My business trip started with a taxi ride from the bottom of Leith Walk in Edinburgh, I got to London, spent two days in business meetings and then flew home. I read Barricade in that time.
I mention my own travelling not just to illustrate how fast moving and compelling Barricade is but also because our cold blooded anti-hero Kenstibec also starts his adventure in a taxi that leaves Leith Walk. He also heads to London.
Kenstibec’s trip is a challenge though. The world is locked in the nuclear winter and the countryside between Edinburgh and London is teaming with hostile tribes of humans. They want nothing else but to kill Kenstibec.
Those pesky humans.
Our taxi driving hero isn’t human. He’s a “Ficial”. He’s an engineered race of super-humans and isn’t affected terribly by the plagues sweeping the land or bullets for that matter. It would take a couple of shots to the head to kill him.
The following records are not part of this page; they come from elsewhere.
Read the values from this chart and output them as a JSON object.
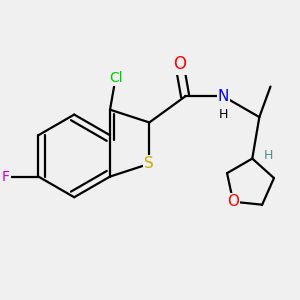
{
  "background_color": "#f0f0f0",
  "atom_colors": {
    "C": "#000000",
    "H": "#808080",
    "N": "#0000ff",
    "O": "#ff0000",
    "S": "#ccaa00",
    "F": "#cc00cc",
    "Cl": "#00cc00"
  },
  "bond_color": "#000000",
  "bond_width": 1.6,
  "font_size": 10,
  "fig_size": [
    3.0,
    3.0
  ],
  "dpi": 100
}
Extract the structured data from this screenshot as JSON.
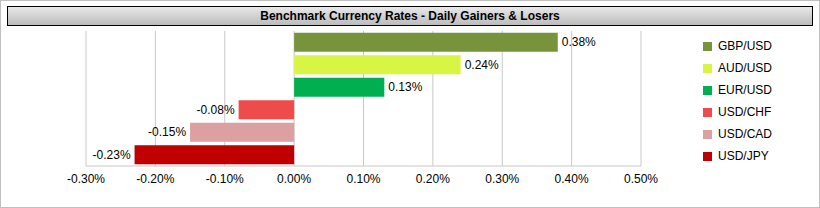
{
  "chart_data": {
    "type": "bar",
    "title": "Benchmark Currency Rates - Daily Gainers & Losers",
    "orientation": "horizontal",
    "categories": [
      "GBP/USD",
      "AUD/USD",
      "EUR/USD",
      "USD/CHF",
      "USD/CAD",
      "USD/JPY"
    ],
    "values": [
      0.38,
      0.24,
      0.13,
      -0.08,
      -0.15,
      -0.23
    ],
    "value_labels": [
      "0.38%",
      "0.24%",
      "0.13%",
      "-0.08%",
      "-0.15%",
      "-0.23%"
    ],
    "colors": [
      "#77933c",
      "#d7f542",
      "#00b050",
      "#f04b4b",
      "#dca0a0",
      "#c00000"
    ],
    "xlim": [
      -0.3,
      0.5
    ],
    "xticks": [
      {
        "value": -0.3,
        "label": "-0.30%"
      },
      {
        "value": -0.2,
        "label": "-0.20%"
      },
      {
        "value": -0.1,
        "label": "-0.10%"
      },
      {
        "value": 0,
        "label": "0.00%"
      },
      {
        "value": 0.1,
        "label": "0.10%"
      },
      {
        "value": 0.2,
        "label": "0.20%"
      },
      {
        "value": 0.3,
        "label": "0.30%"
      },
      {
        "value": 0.4,
        "label": "0.40%"
      },
      {
        "value": 0.5,
        "label": "0.50%"
      }
    ],
    "grid": true,
    "legend": "right",
    "data_labels": true,
    "tick_labels": "x"
  }
}
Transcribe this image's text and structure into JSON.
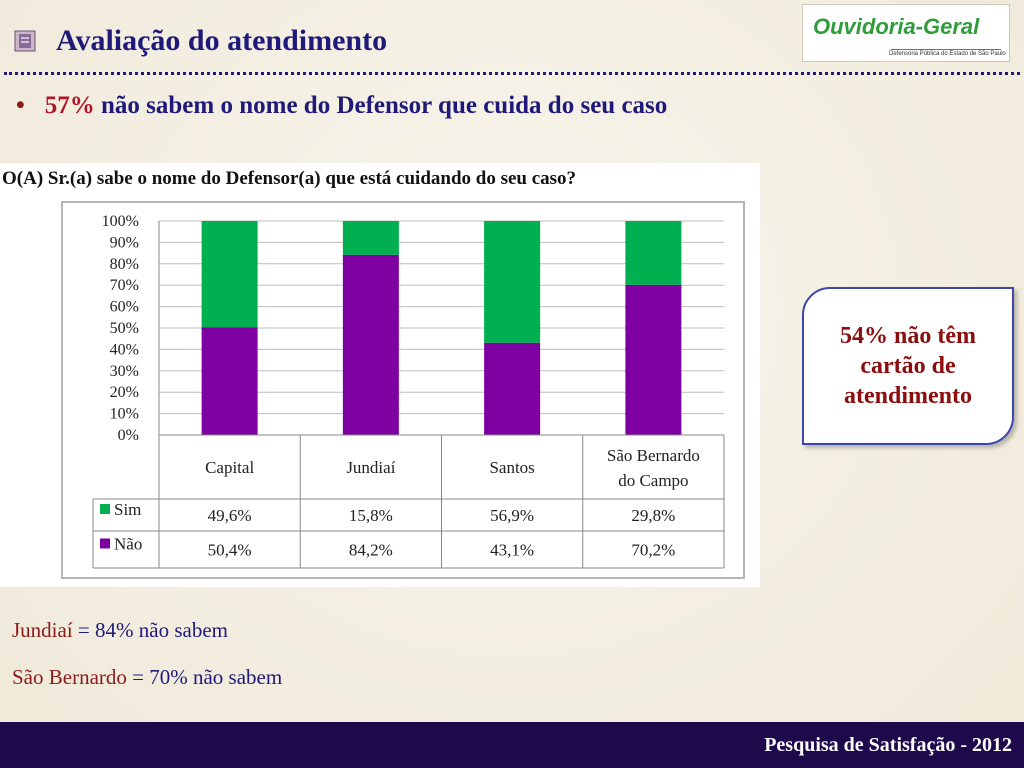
{
  "title": "Avaliação do atendimento",
  "logo": {
    "main": "Ouvidoria-Geral",
    "sub": "Defensoria Pública do Estado de São Paulo"
  },
  "bullet": {
    "pct": "57%",
    "rest": " não sabem o nome do Defensor que cuida do seu caso"
  },
  "callout": "54% não têm cartão de atendimento",
  "notes": [
    {
      "label": "Jundiaí",
      "value": " = 84% não sabem"
    },
    {
      "label": "São Bernardo",
      "value": " = 70% não sabem"
    }
  ],
  "footer": "Pesquisa de Satisfação - 2012",
  "chart_data": {
    "type": "bar",
    "stacked": true,
    "title": "O(A) Sr.(a) sabe o nome do Defensor(a) que está cuidando do seu caso?",
    "categories": [
      [
        "Capital"
      ],
      [
        "Jundiaí"
      ],
      [
        "Santos"
      ],
      [
        "São Bernardo",
        "do Campo"
      ]
    ],
    "series": [
      {
        "name": "Sim",
        "color": "#00b050",
        "values": [
          49.6,
          15.8,
          56.9,
          29.8
        ],
        "labels": [
          "49,6%",
          "15,8%",
          "56,9%",
          "29,8%"
        ]
      },
      {
        "name": "Não",
        "color": "#7f00a0",
        "values": [
          50.4,
          84.2,
          43.1,
          70.2
        ],
        "labels": [
          "50,4%",
          "84,2%",
          "43,1%",
          "70,2%"
        ]
      }
    ],
    "yticks": [
      "0%",
      "10%",
      "20%",
      "30%",
      "40%",
      "50%",
      "60%",
      "70%",
      "80%",
      "90%",
      "100%"
    ],
    "ylim": [
      0,
      100
    ],
    "grid": true,
    "data_table": true
  }
}
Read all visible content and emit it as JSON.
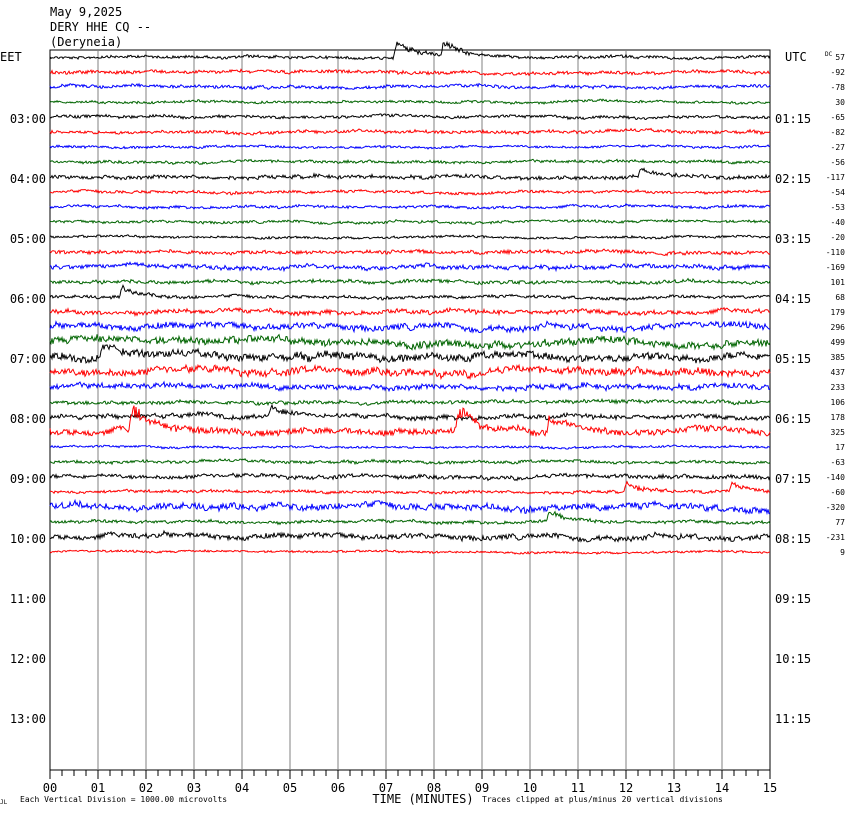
{
  "header": {
    "date": "May 9,2025",
    "station": "DERY HHE CQ --",
    "location": "(Deryneia)"
  },
  "left_tz": "EET",
  "right_tz": "UTC",
  "dc_label": "DC",
  "corner_mark": "JL",
  "footer": {
    "scale_note": "Each Vertical Division = 1000.00 microvolts",
    "clip_note": "Traces clipped at plus/minus 20 vertical divisions"
  },
  "chart_data": {
    "type": "line",
    "xlabel": "TIME (MINUTES)",
    "xlim": [
      0,
      15
    ],
    "x_ticks": [
      "00",
      "01",
      "02",
      "03",
      "04",
      "05",
      "06",
      "07",
      "08",
      "09",
      "10",
      "11",
      "12",
      "13",
      "14",
      "15"
    ],
    "left_hour_labels": [
      "03:00",
      "04:00",
      "05:00",
      "06:00",
      "07:00",
      "08:00",
      "09:00",
      "10:00",
      "11:00",
      "12:00",
      "13:00"
    ],
    "right_hour_labels": [
      "01:15",
      "02:15",
      "03:15",
      "04:15",
      "05:15",
      "06:15",
      "07:15",
      "08:15",
      "09:15",
      "10:15",
      "11:15"
    ],
    "trace_colors": [
      "#000000",
      "#ff0000",
      "#0000ff",
      "#006400"
    ],
    "dc_offsets": [
      57,
      -92,
      -78,
      30,
      -65,
      -82,
      -27,
      -56,
      -117,
      -54,
      -53,
      -40,
      -20,
      -110,
      -169,
      101,
      68,
      179,
      296,
      499,
      385,
      437,
      233,
      106,
      178,
      325,
      17,
      -63,
      -140,
      -60,
      -320,
      77,
      -231,
      9
    ],
    "trace_count": 34,
    "events": [
      {
        "trace": 0,
        "minute": 7.2,
        "amplitude": 3.0
      },
      {
        "trace": 0,
        "minute": 8.2,
        "amplitude": 2.5
      },
      {
        "trace": 8,
        "minute": 12.3,
        "amplitude": 1.5
      },
      {
        "trace": 16,
        "minute": 1.5,
        "amplitude": 1.8
      },
      {
        "trace": 20,
        "minute": 1.1,
        "amplitude": 2.0
      },
      {
        "trace": 25,
        "minute": 1.7,
        "amplitude": 4.0
      },
      {
        "trace": 25,
        "minute": 8.5,
        "amplitude": 4.0
      },
      {
        "trace": 25,
        "minute": 10.4,
        "amplitude": 3.0
      },
      {
        "trace": 24,
        "minute": 4.6,
        "amplitude": 2.0
      },
      {
        "trace": 29,
        "minute": 12.0,
        "amplitude": 1.5
      },
      {
        "trace": 29,
        "minute": 14.2,
        "amplitude": 1.5
      },
      {
        "trace": 31,
        "minute": 10.4,
        "amplitude": 2.0
      }
    ]
  }
}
As a Ficial Kenstibec makes for a strange hero. He seems to be without emotion or mercy and yet… oddly, he’s a strangely empathic character. After all; it’s hardly his fault that the humans (the Reals) didn’t line up for termination as Control thought they would. They’re so unpredictable.
Kenstibec isn’t taking his armoured Land Rover down to London for fun. He’s a taxi driver with a fare. The passenger today is a Ficial created to be a pleasure toy for the humans but is now doing well in her new career as TV star for the Ficials and as a reporter.
The trouble for Kenstibec escalates when the King of Newcastle, a Real who has managed to organise some of the tribes, becomes aware of the taxi fare down to London. Whereas Kenstibec can take on a Real or two, he was built for construction, not fighting, and soon there’s a whole tribe after him.
I really enjoyed Jon Wallace’s Barricade. The idea of barricades going up around cities in a post-apocalyptic Britain seems to be a popular one but having the hero as the non-human is a real twist on things. Barricade is dark at times, dead pan funny at others – especially as the emotionless Ficials struggle with human nature – and full of drama.
My copy of Barricade was provided for review. Jon Wallace, Gollancz.